Zhang Yufei’s Stellar Season Of Plenty Boosted By 56.06 World Cup 100 ‘Fly Mark
Zhang Yufei is on a roll, a 56.06 World Cup record in the 100m butterfly as the Athens round of the World Cup drew to a close this evening joining a bull run of podium punches stretching back to World titles in Fukuoka at the end of July.
Her winning time was faster than the 56.16 in which she claimed the World title back in late July. Zhang’s extraordinary spree of speed includes:
World Championships – July 23-30
- 2 gold (100m butterfly, 4×100m mixed medley); 1 silver (50m butterfly); 2 bronze (50m freestyle, 4×100m freestyle)
Asian Games – Hangzhou September 24-29
- 6 gold (50m free; 50 100, 200m ‘fly; 4×100 free, 4×100 mixed medley)
World University Games – Aug 2 – August 8
- 9 gold (50, 100m free; 50, 100 ‘fly, all five relays open to women, two in mixed quartets)
No-one could ever say Zhang is shy of race practice. Today, the 25-year-old fell 0.58sec shy of the World record held since Olympic gold in 2016 by Swedish sprint queen Sarah Sjostrom.
Sjostrom had also held the World Cup record, at 56.46, going into the race in Athens before Zhang zipped down the opening length in 25.98, 0.03sec inside the Swedish sprinter’s world-record pace, and returned in 30.08, for her dominant 56.06 victory.
Sjostrom, who’s homecoming length in Rio was a sizzling 29.47, had set the Cup mark back in September 2018, a month beyond peak summer season of the European Championships as she returned to the fray.
Zhang Racing At Fourth Peak Of The Year
Zhang is racing at the overspill of taper off the back of that successful Asian games campaign described above, the Cup representing her fourth major moment of championship speed and multi-eventing in just three months.

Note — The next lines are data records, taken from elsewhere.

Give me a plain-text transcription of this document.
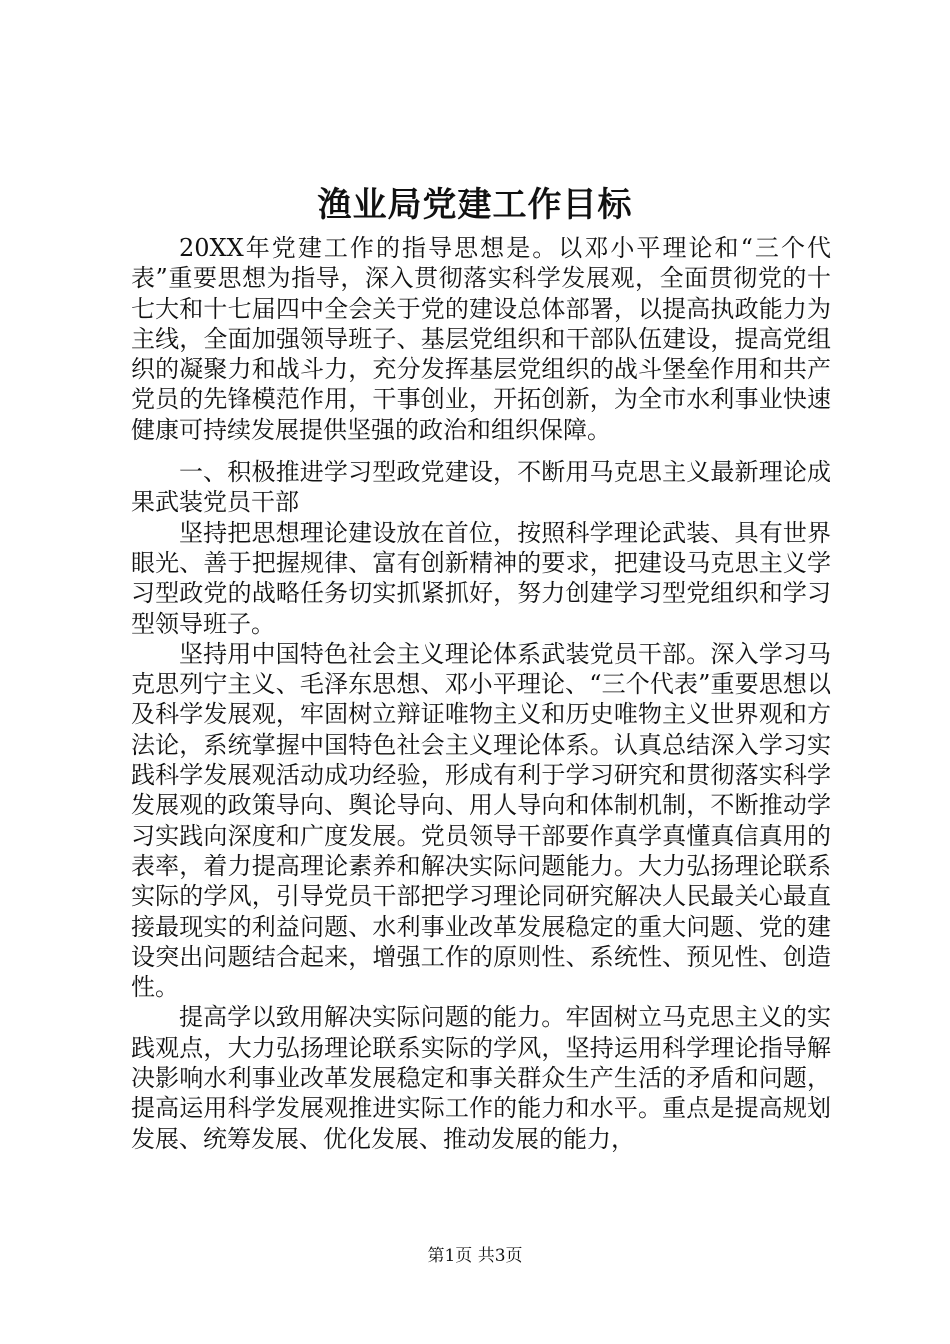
渔业局党建工作目标

20XX年党建工作的指导思想是。以邓小平理论和“三个代表”重要思想为指导，深入贯彻落实科学发展观，全面贯彻党的十七大和十七届四中全会关于党的建设总体部署，以提高执政能力为主线，全面加强领导班子、基层党组织和干部队伍建设，提高党组织的凝聚力和战斗力，充分发挥基层党组织的战斗堡垒作用和共产党员的先锋模范作用，干事创业，开拓创新，为全市水利事业快速健康可持续发展提供坚强的政治和组织保障。

一、积极推进学习型政党建设，不断用马克思主义最新理论成果武装党员干部

坚持把思想理论建设放在首位，按照科学理论武装、具有世界眼光、善于把握规律、富有创新精神的要求，把建设马克思主义学习型政党的战略任务切实抓紧抓好，努力创建学习型党组织和学习型领导班子。

坚持用中国特色社会主义理论体系武装党员干部。深入学习马克思列宁主义、毛泽东思想、邓小平理论、“三个代表”重要思想以及科学发展观，牢固树立辩证唯物主义和历史唯物主义世界观和方法论，系统掌握中国特色社会主义理论体系。认真总结深入学习实践科学发展观活动成功经验，形成有利于学习研究和贯彻落实科学发展观的政策导向、舆论导向、用人导向和体制机制，不断推动学习实践向深度和广度发展。党员领导干部要作真学真懂真信真用的表率，着力提高理论素养和解决实际问题能力。大力弘扬理论联系实际的学风，引导党员干部把学习理论同研究解决人民最关心最直接最现实的利益问题、水利事业改革发展稳定的重大问题、党的建设突出问题结合起来，增强工作的原则性、系统性、预见性、创造性。

提高学以致用解决实际问题的能力。牢固树立马克思主义的实践观点，大力弘扬理论联系实际的学风，坚持运用科学理论指导解决影响水利事业改革发展稳定和事关群众生产生活的矛盾和问题，提高运用科学发展观推进实际工作的能力和水平。重点是提高规划发展、统筹发展、优化发展、推动发展的能力，

第1页 共3页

If Zhang was delighted, after having entered the race “very nervous”, Sjostrom was just as happy, to place second in 56.92 at this stage in her Olympic preparations almost three years after she broke her elbow on the way to the Tokyo2020ne Olympics. Her chances of defending the crown suffered a blow and she missed the podium after a 56.18 in heats remained her swiftest effort of the three rounds. Despite that, Sjostrom rose to the occasion on the last day of racing in Tokyo to take silver in the 50m freestyle adrift Australian Emma McKeon, winner of a record seven medals.

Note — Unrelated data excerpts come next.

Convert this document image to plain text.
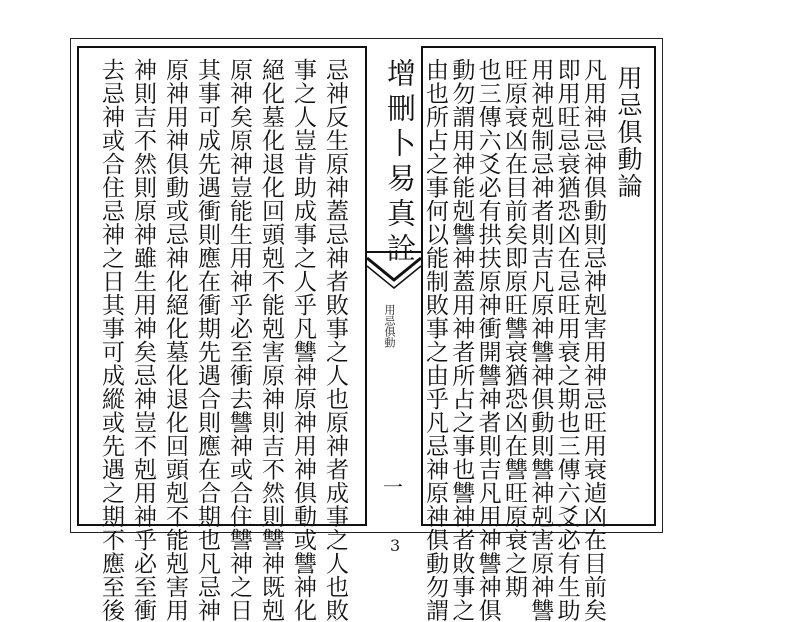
用忌俱動論
凡用神忌神俱動則忌神剋害用神忌旺用衰逌凶在目前矣
即用旺忌衰猶恐凶在忌旺用衰之期也三傳六爻必有生助
用神剋制忌神者則吉凡原神讐神俱動則讐神剋害原神讐
旺原衰凶在目前矣即原旺讐衰猶恐凶在讐旺原衰之期
也三傳六爻必有拱扶原神衝開讐神者則吉凡用神讐神俱
動勿謂用神能剋讐神蓋用神者所占之事也讐神者敗事之
增刪卜易真詮
用忌俱動
一
忌神反生原神蓋忌神者敗事之人也原神者成事之人也敗
事之人豈肯助成事之人乎凡讐神原神用神俱動或讐神化
絕化墓化退化回頭剋不能剋害原神則吉不然則讐神既剋
原神矣原神豈能生用神乎必至衝去讐神或合住讐神之日
其事可成先遇衝則應在衝期先遇合則應在合期也凡忌神
原神用神俱動或忌神化絕化墓化退化回頭剋不能剋害用
神則吉不然則原神雖生用神矣忌神豈不剋用神乎必至衝
去忌神或合住忌神之日其事可成縱或先遇之期不應至後	由也所占之事何以能制敗事之由乎凡忌神原神俱動勿謂
3
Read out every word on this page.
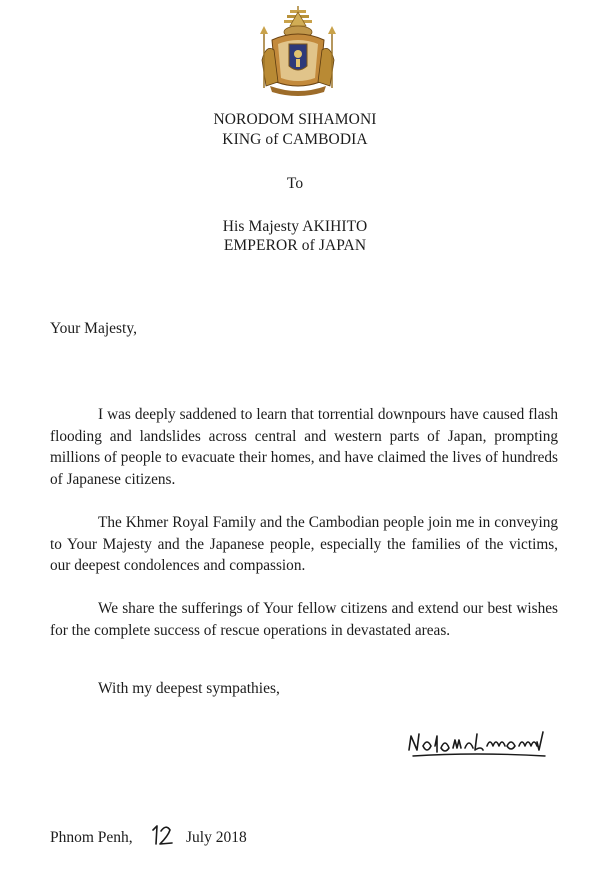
NORODOM SIHAMONI
KING of CAMBODIA
To
His Majesty AKIHITO
EMPEROR of JAPAN
Your Majesty,
I was deeply saddened to learn that torrential downpours have caused flash flooding and landslides across central and western parts of Japan, prompting millions of people to evacuate their homes, and have claimed the lives of hundreds of Japanese citizens.
The Khmer Royal Family and the Cambodian people join me in conveying to Your Majesty and the Japanese people, especially the families of the victims, our deepest condolences and compassion.
We share the sufferings of Your fellow citizens and extend our best wishes for the complete success of rescue operations in devastated areas.
With my deepest sympathies,
Phnom Penh,	July 2018
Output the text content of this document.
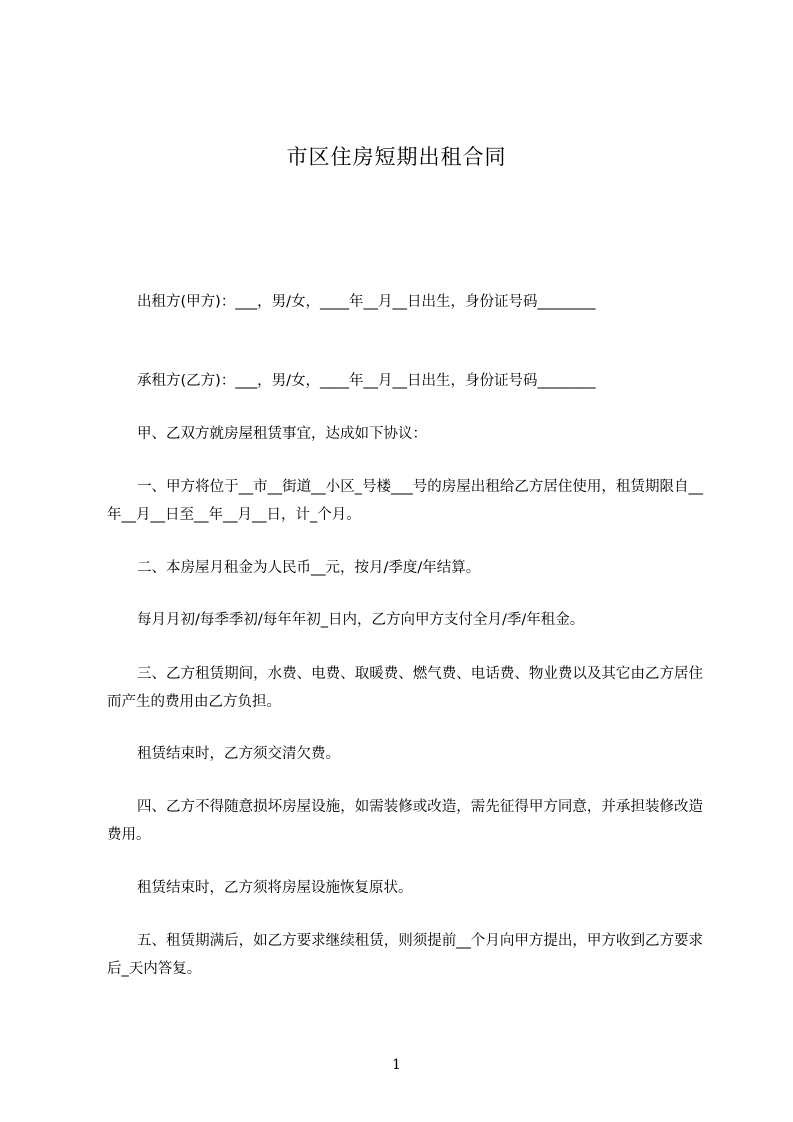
市区住房短期出租合同
出租方(甲方)：___，男/女，____年__月__日出生，身份证号码________
承租方(乙方)：___，男/女，____年__月__日出生，身份证号码________
甲、乙双方就房屋租赁事宜，达成如下协议：
一、甲方将位于__市__街道__小区_号楼___号的房屋出租给乙方居住使用，租赁期限自__年__月__日至__年__月__日，计_个月。
二、本房屋月租金为人民币__元，按月/季度/年结算。
每月月初/每季季初/每年年初_日内，乙方向甲方支付全月/季/年租金。
三、乙方租赁期间，水费、电费、取暖费、燃气费、电话费、物业费以及其它由乙方居住而产生的费用由乙方负担。
租赁结束时，乙方须交清欠费。
四、乙方不得随意损坏房屋设施，如需装修或改造，需先征得甲方同意，并承担装修改造费用。
租赁结束时，乙方须将房屋设施恢复原状。
五、租赁期满后，如乙方要求继续租赁，则须提前__个月向甲方提出，甲方收到乙方要求后_天内答复。
1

“I’m super happy,” said Sjostrom. “It’s just an honour to be in a heat with all these super girls. It was almost like an Olympic final.” Third place went to Torri Huske, of the USA, on 57.12 in her last session of the 2023 World Cup: no Budapest finale next weekend for several swimmers who will head home to get back to working on their key focus: Paris 2024.

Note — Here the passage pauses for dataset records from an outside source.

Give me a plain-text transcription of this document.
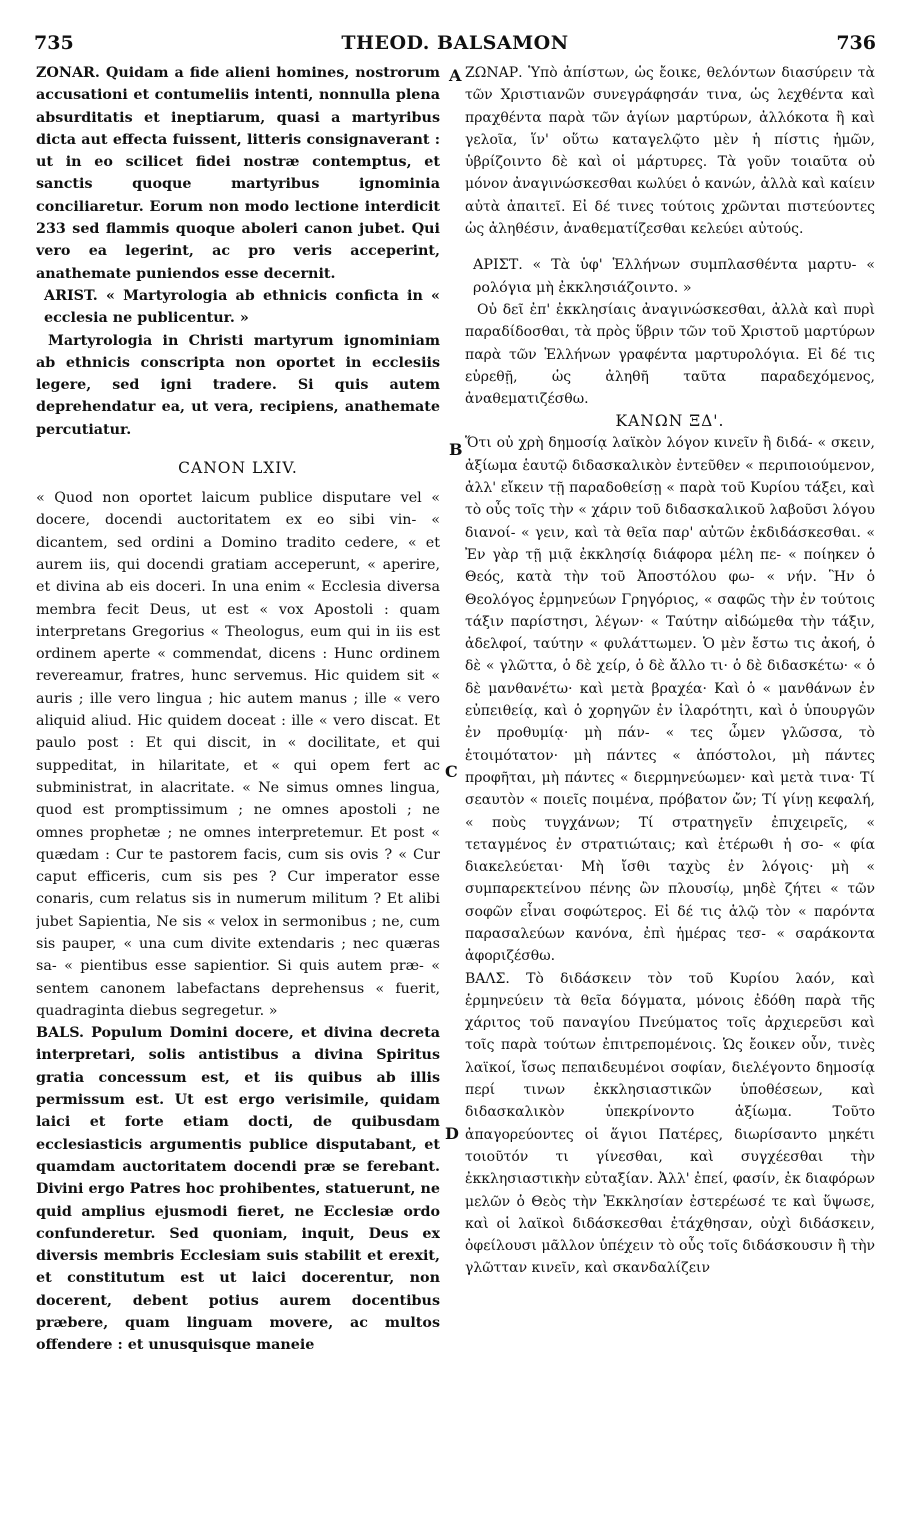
735	THEOD. BALSAMON	736
A
B
C
D

ZONAR. Quidam a fide alieni homines, nostrorum accusationi et contumeliis intenti, nonnulla plena absurditatis et ineptiarum, quasi a martyribus dicta aut effecta fuissent, litteris consignaverant : ut in eo scilicet fidei nostræ contemptus, et sanctis quoque martyribus ignominia conciliaretur. Eorum non modo lectione interdicit 233 sed flammis quoque aboleri canon jubet. Qui vero ea legerint, ac pro veris acceperint, anathemate puniendos esse decernit.

ARIST. « Martyrologia ab ethnicis conficta in « ecclesia ne publicentur. »

Martyrologia in Christi martyrum ignominiam ab ethnicis conscripta non oportet in ecclesiis legere, sed igni tradere. Si quis autem deprehendatur ea, ut vera, recipiens, anathemate percutiatur.

CANON LXIV.

« Quod non oportet laicum publice disputare vel « docere, docendi auctoritatem ex eo sibi vin- « dicantem, sed ordini a Domino tradito cedere, « et aurem iis, qui docendi gratiam acceperunt, « aperire, et divina ab eis doceri. In una enim « Ecclesia diversa membra fecit Deus, ut est « vox Apostoli : quam interpretans Gregorius « Theologus, eum qui in iis est ordinem aperte « commendat, dicens : Hunc ordinem revereamur, fratres, hunc servemus. Hic quidem sit « auris ; ille vero lingua ; hic autem manus ; ille « vero aliquid aliud. Hic quidem doceat : ille « vero discat. Et paulo post : Et qui discit, in « docilitate, et qui suppeditat, in hilaritate, et « qui opem fert ac subministrat, in alacritate. « Ne simus omnes lingua, quod est promptissimum ; ne omnes apostoli ; ne omnes prophetæ ; ne omnes interpretemur. Et post « quædam : Cur te pastorem facis, cum sis ovis ? « Cur caput efficeris, cum sis pes ? Cur imperator esse conaris, cum relatus sis in numerum militum ? Et alibi jubet Sapientia, Ne sis « velox in sermonibus ; ne, cum sis pauper, « una cum divite extendaris ; nec quæras sa- « pientibus esse sapientior. Si quis autem præ- « sentem canonem labefactans deprehensus « fuerit, quadraginta diebus segregetur. »

BALS. Populum Domini docere, et divina decreta interpretari, solis antistibus a divina Spiritus gratia concessum est, et iis quibus ab illis permissum est. Ut est ergo verisimile, quidam laici et forte etiam docti, de quibusdam ecclesiasticis argumentis publice disputabant, et quamdam auctoritatem docendi præ se ferebant. Divini ergo Patres hoc prohibentes, statuerunt, ne quid amplius ejusmodi fieret, ne Ecclesiæ ordo confunderetur. Sed quoniam, inquit, Deus ex diversis membris Ecclesiam suis stabilit et erexit, et constitutum est ut laici docerentur, non docerent, debent potius aurem docentibus præbere, quam linguam movere, ac multos offendere : et unusquisque maneie

ΖΩΝΑΡ. Ὑπὸ ἀπίστων, ὡς ἔοικε, θελόντων διασύρειν τὰ τῶν Χριστιανῶν συνεγράφησάν τινα, ὡς λεχθέντα καὶ πραχθέντα παρὰ τῶν ἁγίων μαρτύρων, ἀλλόκοτα ἢ καὶ γελοῖα, ἵν' οὕτω καταγελῷτο μὲν ἡ πίστις ἡμῶν, ὑβρίζοιντο δὲ καὶ οἱ μάρτυρες. Τὰ γοῦν τοιαῦτα οὐ μόνον ἀναγινώσκεσθαι κωλύει ὁ κανών, ἀλλὰ καὶ καίειν αὐτὰ ἀπαιτεῖ. Εἰ δέ τινες τούτοις χρῶνται πιστεύοντες ὡς ἀληθέσιν, ἀναθεματίζεσθαι κελεύει αὐτούς.

ΑΡΙΣΤ. « Τὰ ὑφ' Ἑλλήνων συμπλασθέντα μαρτυ- « ρολόγια μὴ ἐκκλησιάζοιντο. »

Οὐ δεῖ ἐπ' ἐκκλησίαις ἀναγινώσκεσθαι, ἀλλὰ καὶ πυρὶ παραδίδοσθαι, τὰ πρὸς ὕβριν τῶν τοῦ Χριστοῦ μαρτύρων παρὰ τῶν Ἑλλήνων γραφέντα μαρτυρολόγια. Εἰ δέ τις εὑρεθῇ, ὡς ἀληθῆ ταῦτα παραδεχόμενος, ἀναθεματιζέσθω.

ΚΑΝΩΝ ΞΔ'.

Ὅτι οὐ χρὴ δημοσίᾳ λαϊκὸν λόγον κινεῖν ἢ διδά- « σκειν, ἀξίωμα ἑαυτῷ διδασκαλικὸν ἐντεῦθεν « περιποιούμενον, ἀλλ' εἴκειν τῇ παραδοθείσῃ « παρὰ τοῦ Κυρίου τάξει, καὶ τὸ οὖς τοῖς τὴν « χάριν τοῦ διδασκαλικοῦ λαβοῦσι λόγου διανοί- « γειν, καὶ τὰ θεῖα παρ' αὐτῶν ἐκδιδάσκεσθαι. « Ἐν γὰρ τῇ μιᾷ ἐκκλησίᾳ διάφορα μέλη πε- « ποίηκεν ὁ Θεός, κατὰ τὴν τοῦ Ἀποστόλου φω- « νήν. Ἣν ὁ Θεολόγος ἑρμηνεύων Γρηγόριος, « σαφῶς τὴν ἐν τούτοις τάξιν παρίστησι, λέγων· « Ταύτην αἰδώμεθα τὴν τάξιν, ἀδελφοί, ταύτην « φυλάττωμεν. Ὁ μὲν ἔστω τις ἀκοή, ὁ δὲ « γλῶττα, ὁ δὲ χείρ, ὁ δὲ ἄλλο τι· ὁ δὲ διδασκέτω· « ὁ δὲ μανθανέτω· καὶ μετὰ βραχέα· Καὶ ὁ « μανθάνων ἐν εὐπειθείᾳ, καὶ ὁ χορηγῶν ἐν ἱλαρότητι, καὶ ὁ ὑπουργῶν ἐν προθυμίᾳ· μὴ πάν- « τες ὦμεν γλῶσσα, τὸ ἑτοιμότατον· μὴ πάντες « ἀπόστολοι, μὴ πάντες προφῆται, μὴ πάντες « διερμηνεύωμεν· καὶ μετὰ τινα· Τί σεαυτὸν « ποιεῖς ποιμένα, πρόβατον ὤν; Τί γίνῃ κεφαλή, « ποὺς τυγχάνων; Τί στρατηγεῖν ἐπιχειρεῖς, « τεταγμένος ἐν στρατιώταις; καὶ ἑτέρωθι ἡ σο- « φία διακελεύεται· Μὴ ἴσθι ταχὺς ἐν λόγοις· μὴ « συμπαρεκτείνου πένης ὢν πλουσίῳ, μηδὲ ζήτει « τῶν σοφῶν εἶναι σοφώτερος. Εἰ δέ τις ἁλῷ τὸν « παρόντα παρασαλεύων κανόνα, ἐπὶ ἡμέρας τεσ- « σαράκοντα ἀφοριζέσθω.

ΒΑΛΣ. Τὸ διδάσκειν τὸν τοῦ Κυρίου λαόν, καὶ ἑρμηνεύειν τὰ θεῖα δόγματα, μόνοις ἐδόθη παρὰ τῆς χάριτος τοῦ παναγίου Πνεύματος τοῖς ἀρχιερεῦσι καὶ τοῖς παρὰ τούτων ἐπιτρεπομένοις. Ὡς ἔοικεν οὖν, τινὲς λαϊκοί, ἴσως πεπαιδευμένοι σοφίαν, διελέγοντο δημοσίᾳ περί τινων ἐκκλησιαστικῶν ὑποθέσεων, καὶ διδασκαλικὸν ὑπεκρίνοντο ἀξίωμα. Τοῦτο ἀπαγορεύοντες οἱ ἅγιοι Πατέρες, διωρίσαντο μηκέτι τοιοῦτόν τι γίνεσθαι, καὶ συγχέεσθαι τὴν ἐκκλησιαστικὴν εὐταξίαν. Ἀλλ' ἐπεί, φασίν, ἐκ διαφόρων μελῶν ὁ Θεὸς τὴν Ἐκκλησίαν ἐστερέωσέ τε καὶ ὕψωσε, καὶ οἱ λαϊκοὶ διδάσκεσθαι ἐτάχθησαν, οὐχὶ διδάσκειν, ὀφείλουσι μᾶλλον ὑπέχειν τὸ οὖς τοῖς διδάσκουσιν ἢ τὴν γλῶτταν κινεῖν, καὶ σκανδαλίζειν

W200 Back: McKeown Cracks Cup Record In 2:06.02
Kaylee McKeown ended her meet in Athens with another three backstroke wins for six in six on tour with a 2:06.02 Series record inside the 2:06.47 at which she’d left the standard ion Berlin last week.
The Australian built a lead of 1.7sec over American Katie Grimes by the half-way to turn in 1:01.26, just 0.53sec shy of her world-record pace. That record chase ended down the third length but there was no catching McKeown, Grimes second in 2:08.01, Canada’s Kylie Masse third in 2:10.77.
McKeown is getting faster with each passing round, as planned by swimmer and her coach Michael Bohl. The series looks set to witness a World record fall to McKeown in Budapest as the three-times Olympic champion and triple World champion brings her campaign to a speedy conclusion.
W1500m Free: Pallister Sets Inaugural Cup Standard With 15:55 Win
Lani Pallister dominated the 30-length race all the way to a 15:55.73 victory to establish the inaugural World Cup record for an event that has never been raced in a long-course pool on Cup tour before.
The series is traditionally held in short-course pools but in recent years has switched to long-course in the pre-Olympic season.
Pallister’s time compared to her best of 15:48.96, No15 all-time, and The Australian record of 15:46.13, set by Maddy Gough in June 2021.
The 1500 tends to be one of the events that highlight ion stark terms the lack of depth on World Cup tour beyond the handful of world-class stars: Shane Gould, Australian legend, would have finished sixth today with her 1973 World record.
The men’s 50m butterfly final was marked by controversy when winner Abdelrahman Sameh, of Egypt, revealed that he’d received deaths threats over his support for Palestine in the aftermath of the bloody Hamas attacks on Israel.